I love the puppy dog eyes too. What an innocent and sweet looking baby.


----------



## xxxSpikexxx (Jul 30, 2007)

He is really cute  It looks like he could use some more perches for feet excersise and a variety of bird toys. I would take out the fan and whistle the metal in the whistle is probably not safe. Here are some links about perches and toys to help you choose  
Perches http://www.birdchannel.com/bird-housing/bird-housing-accessories/choosing-a-perch.aspx, http://www.birdchannel.com/bird-housing/bird-housing-accessories/bird-perch-types.aspx and toys http://www.birdchannel.com/bird-housing/bird-toys/toys-play-groups.aspx and a site the teaches you how to make some toys http://www.cheepparrottoysntips.com/index.html


----------



## Larakat (Feb 23, 2011)

Chico is a handsome young boy. Congratulations. What big eyes! He's so cute.


----------



## lperry82 (Aug 2, 2010)

Chico is so adorable


----------



## RobinWalters (Feb 10, 2011)

Good looking baby!


----------



## icefox23 (Feb 24, 2011)

Cody said:


> Awww, what a sweet tiel  Chico looks really cute he has those puppy dog eyes.  How old is Chico now?
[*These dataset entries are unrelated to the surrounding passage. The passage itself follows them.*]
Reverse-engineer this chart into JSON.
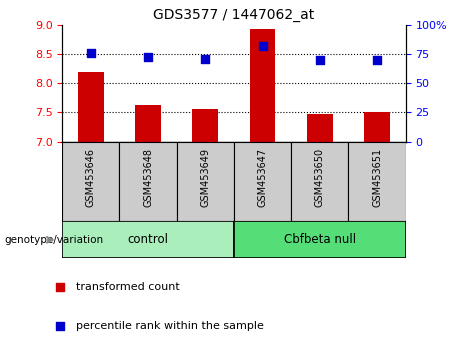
{
  "title": "GDS3577 / 1447062_at",
  "samples": [
    "GSM453646",
    "GSM453648",
    "GSM453649",
    "GSM453647",
    "GSM453650",
    "GSM453651"
  ],
  "bar_values": [
    8.2,
    7.62,
    7.56,
    8.93,
    7.47,
    7.5
  ],
  "percentile_values": [
    75.5,
    72.0,
    70.5,
    82.0,
    70.0,
    70.0
  ],
  "bar_color": "#cc0000",
  "dot_color": "#0000cc",
  "ylim_left": [
    7.0,
    9.0
  ],
  "ylim_right": [
    0,
    100
  ],
  "yticks_left": [
    7.0,
    7.5,
    8.0,
    8.5,
    9.0
  ],
  "yticks_right": [
    0,
    25,
    50,
    75,
    100
  ],
  "ytick_labels_right": [
    "0",
    "25",
    "50",
    "75",
    "100%"
  ],
  "groups": [
    {
      "label": "control",
      "indices": [
        0,
        1,
        2
      ],
      "color": "#aaeebb"
    },
    {
      "label": "Cbfbeta null",
      "indices": [
        3,
        4,
        5
      ],
      "color": "#55dd77"
    }
  ],
  "group_label_prefix": "genotype/variation",
  "legend_items": [
    {
      "label": "transformed count",
      "color": "#cc0000",
      "marker": "s"
    },
    {
      "label": "percentile rank within the sample",
      "color": "#0000cc",
      "marker": "s"
    }
  ],
  "bar_width": 0.45,
  "dot_size": 35,
  "background_xtick": "#cccccc",
  "bar_bottom": 7.0,
  "grid_yticks": [
    7.5,
    8.0,
    8.5
  ]
}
tnks karin, chico is just 3months old now,just taken he's pics last 2 weeks ago.....tnks for viewing,cody...


----------



## icefox23 (Feb 24, 2011)

xxxSpikexxx said:


> He is really cute  It looks like he could use some more perches for feet excersise and a variety of bird toys. I would take out the fan and whistle the metal in the whistle is probably not safe. Here are some links about perches and toys to help you choose
> Perches http://www.birdchannel.com/bird-housing/bird-housing-accessories/choosing-a-perch.aspx, http://www.birdchannel.com/bird-housing/bird-housing-accessories/bird-perch-types.aspx and toys http://www.birdchannel.com/bird-housing/bird-toys/toys-play-groups.aspx and a site the teaches you how to make some toys http://www.cheepparrottoysntips.com/index.html


tnks for the advice,xxxSpikexxx..i'll take note of that..tnks for viewing..


----------



## icefox23 (Feb 24, 2011)

Larakat said:


> Chico is a handsome young boy. Congratulations. What big eyes! He's so cute.


tnks larakat,,i didnt know that he had puppy eyes..hehehehe..
unless you guys had told me...he really looks inocent,,hehehe


----------



## icefox23 (Feb 24, 2011)

lperry82 said:


> Chico is so adorable


tnks for viewing lperry82,,,,


----------